Accommodation for Students with Disabilities
The College will provide reasonable accommodation to students with disabilities in order to promote academic success. If you require accommodation, contact the Counselling and Disabilities Services Office at ext. 22900 to initiate the process for documenting, assessing and implementing your individual accommodation needs.

Topic Outline

  • The Nature and Method of Economics and Economic Problem 
  • Demand and Supply
  • Competitive Dynamics and Government
  • Costs of Production
  • Perfect Competition, Monopoly and Imperfect Competition
  • Economc Welfare and Income Distribution
  • Economic Stability: Measures of Economic Activity
  • Inflation and Unemployment
  • Economic Fluctuations, Fiscal Policy
  • Money and Monetary Policy
  • The Foreign Sector
  • Foreign Trade Pointers

Mode of Instruction

In-class: Students attend classes on campus each week. All instruction is delivered in a face to face environment.

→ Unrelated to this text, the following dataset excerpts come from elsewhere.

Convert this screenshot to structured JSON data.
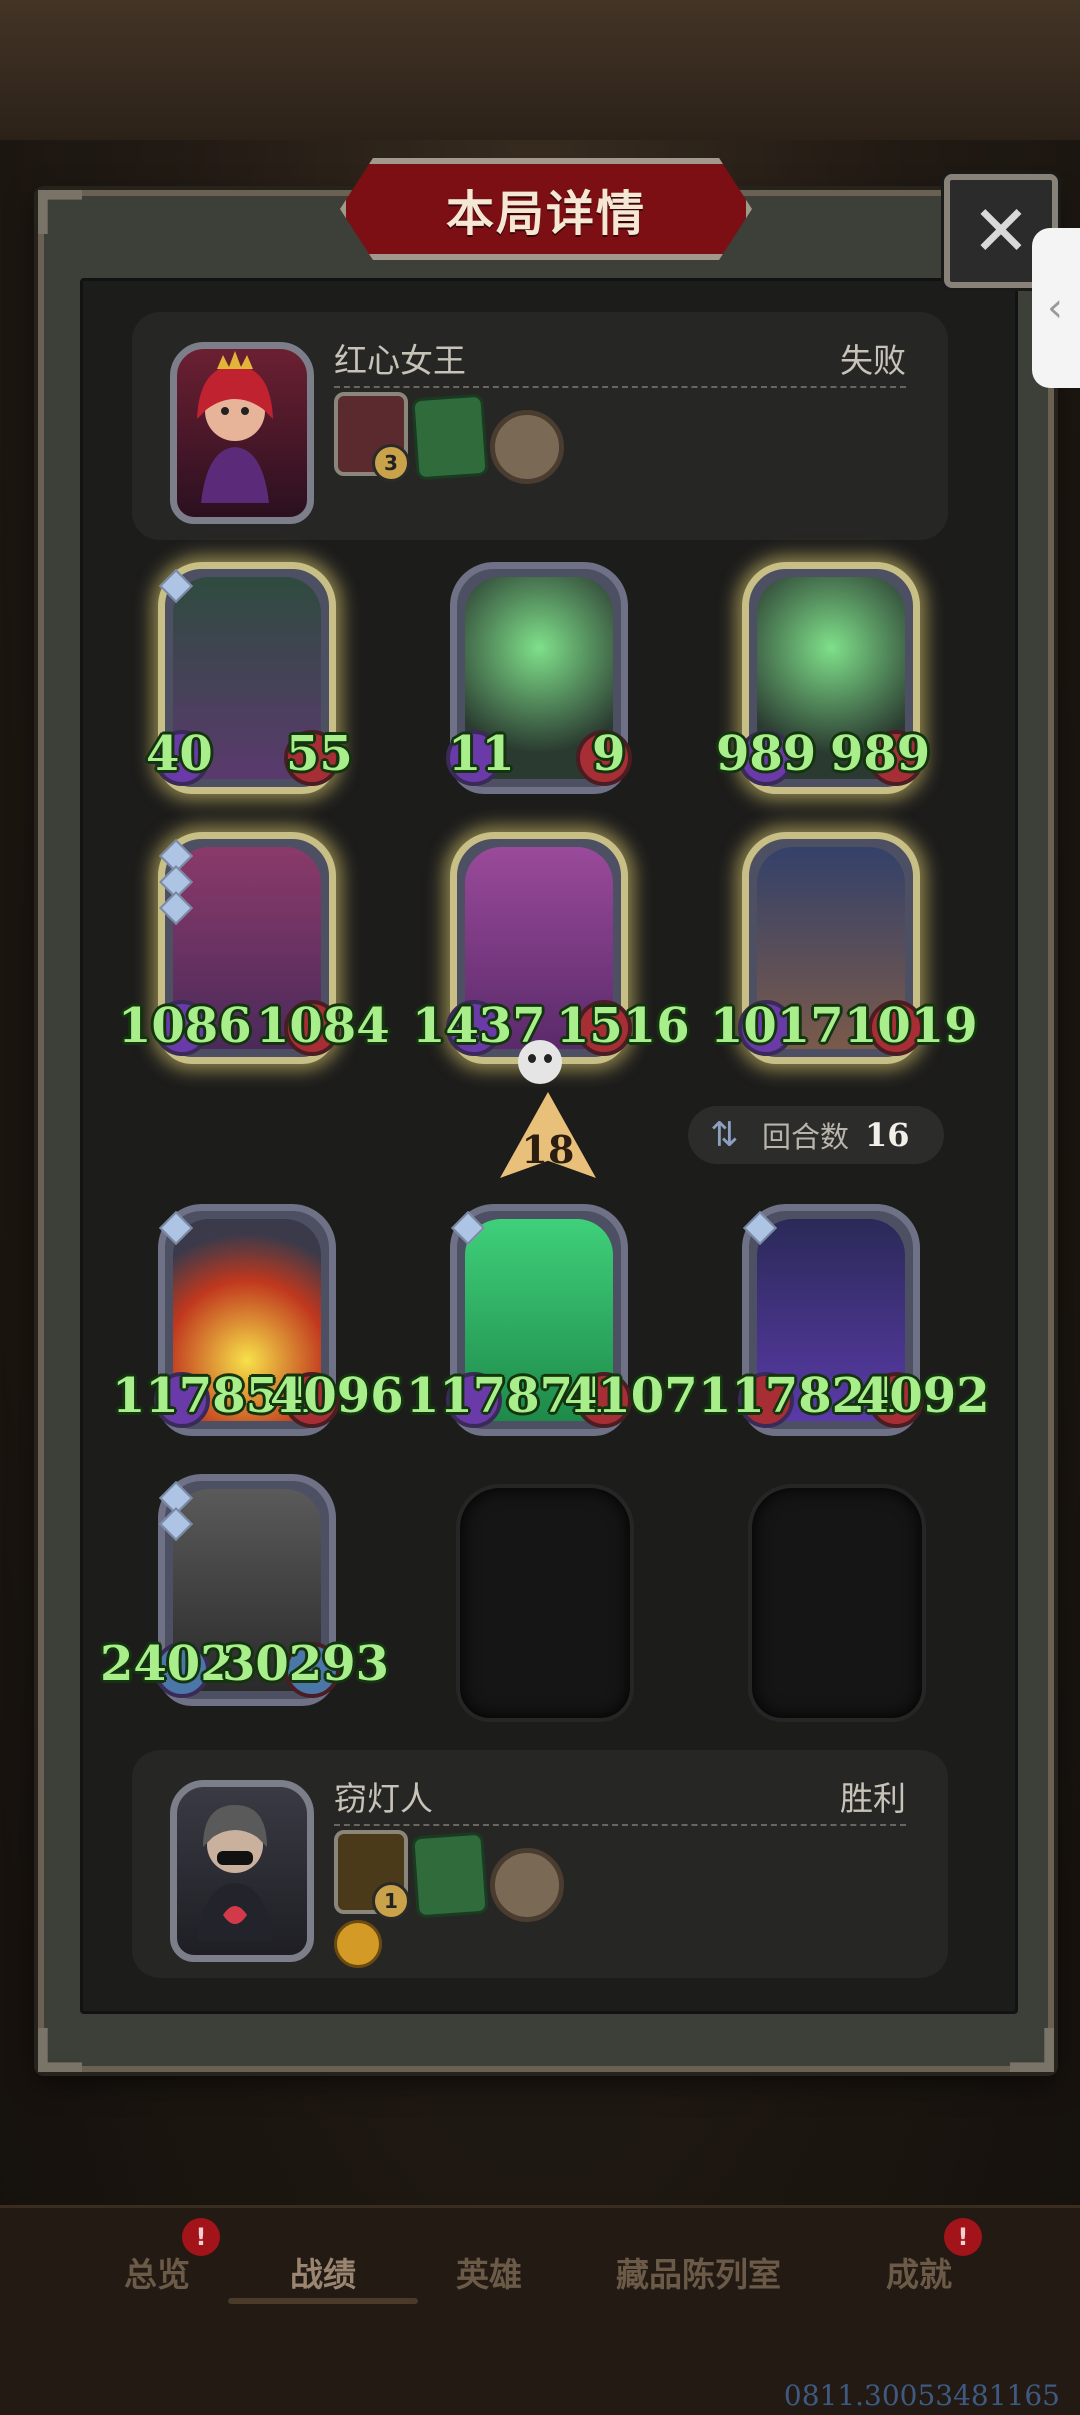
{
  "title": "本局详情",
  "close_label": "✕",
  "side_tab_icon": "‹",
  "opponent": {
    "name": "红心女王",
    "result": "失败",
    "hero_level": "3"
  },
  "player": {
    "name": "窃灯人",
    "result": "胜利",
    "hero_level": "1"
  },
  "opponent_units": [
    {
      "attack": "40",
      "health": "55"
    },
    {
      "attack": "11",
      "health": "9"
    },
    {
      "attack": "989",
      "health": "989"
    },
    {
      "attack": "1086",
      "health": "1084"
    },
    {
      "attack": "1437",
      "health": "1516"
    },
    {
      "attack": "1017",
      "health": "1019"
    }
  ],
  "damage": "18",
  "rounds": {
    "label": "回合数",
    "value": "16"
  },
  "player_units": [
    {
      "attack": "117851",
      "health": "4096"
    },
    {
      "attack": "117871",
      "health": "4107"
    },
    {
      "attack": "117821",
      "health": "4092"
    },
    {
      "attack": "2402",
      "health": "30293"
    }
  ],
  "nav": {
    "tabs": [
      "总览",
      "战绩",
      "英雄",
      "藏品陈列室",
      "成就"
    ],
    "alert": "!"
  },
  "watermark": "0811.30053481165"
}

Teaching and Learning Methods:
To ensure that students are engaged as much as possible in the learning process, instructors can use such teaching methods as class and small group discussions, essays and research, individual and group presentations, readings, lectures, workshops, in-class exercises, and/or web-based instruction. The mode of delivery will dictate the most appropriate teaching methods available to an instructor.

Prescribed Texts
Lovewell, Mark, Understanding Economics: A Contemporary Perspective w/Connect 7th Canadian EditionMcGraw- Hil Ryerson  ISBN 9781259104282.

Reference Material

Students are referred to the following website for the Seneca College Library APA Style Guide and Guide to Integrating Quotations (APA Style):
http://seneca.libguides.com/apa

Promotion Policy

Grading Policy
A+ 90%  to  100%
A 80%  to  89%
B+ 75%  to  79%
B 70%  to  74%
C+ 65%  to  69%
C 60%  to  64%
D+ 55%  to  59%
D 50%  to  54%
F 0%    to  49% (Not a Pass)
OR
EXC Excellent
SAT Satisfactory
UNSAT Unsatisfactory

For further information, see a copy of the Academic Policy, available online (http://www.senecacollege.ca/academic-policy) or at Seneca's Registrar's Offices.



Modes of Evaluation

To be successful in this course, you must complete all course work as specified and achieve an overall grade of 50% or higher. For further information on evaluation and academic standing, see a copy of the Academic Policy available at Seneca registration offices.

Term work:
All term work assignments must be completed prior to the time of the final exam or last class.  Students must contact faculty in advance of the assignment due date to discuss the possibility of an extension.  Late assignments may be subject to the awarding of a penalty resulting in a lower grade assigned. 
Make-up opportunities for assignments must also be made in advance of the scheduled due date.  If an assignment is missed due to class absence, official documentation must be submitted to the faculty member on or before the next scheduled class. Make-up opportunities may not apply to all graded assignments.

 

Quizzes (2) 30%
Group or Individual Assignment(s) 25%
Term Paper 20%
 
Final Exam 25%

Student Success:
In-Class
Please come prepared to participate in class. Make sure you bring your course text to each class, participate in class discussions, hand in any assigned work on time and attend each and every class. Following these suggestions will increase your chances of success.

Appeals

Students should keep all assignments (including drafts and outlines) and exercises until they receive their final grade. Students may appeal any final grade in a subject or any decision by the College, following the recommendation of a Promotion Committee, with respect to the student's academic standing, continuation or status in a program, School, Faculty or the College .  It is the policy of the College that a student who invokes this appeal  process will be given a fair  hearing.   For further information on appeals, please see Section 12 of the Academic Policy Handbook.

PLEASE RETAIN THIS SUBJECT OUTLINE FOR POSSIBLE FUTURE USE IN SUPPORT OF CREDIT APPLICATIONS AT OTHER EDUCATIONAL INSTITUTIONS.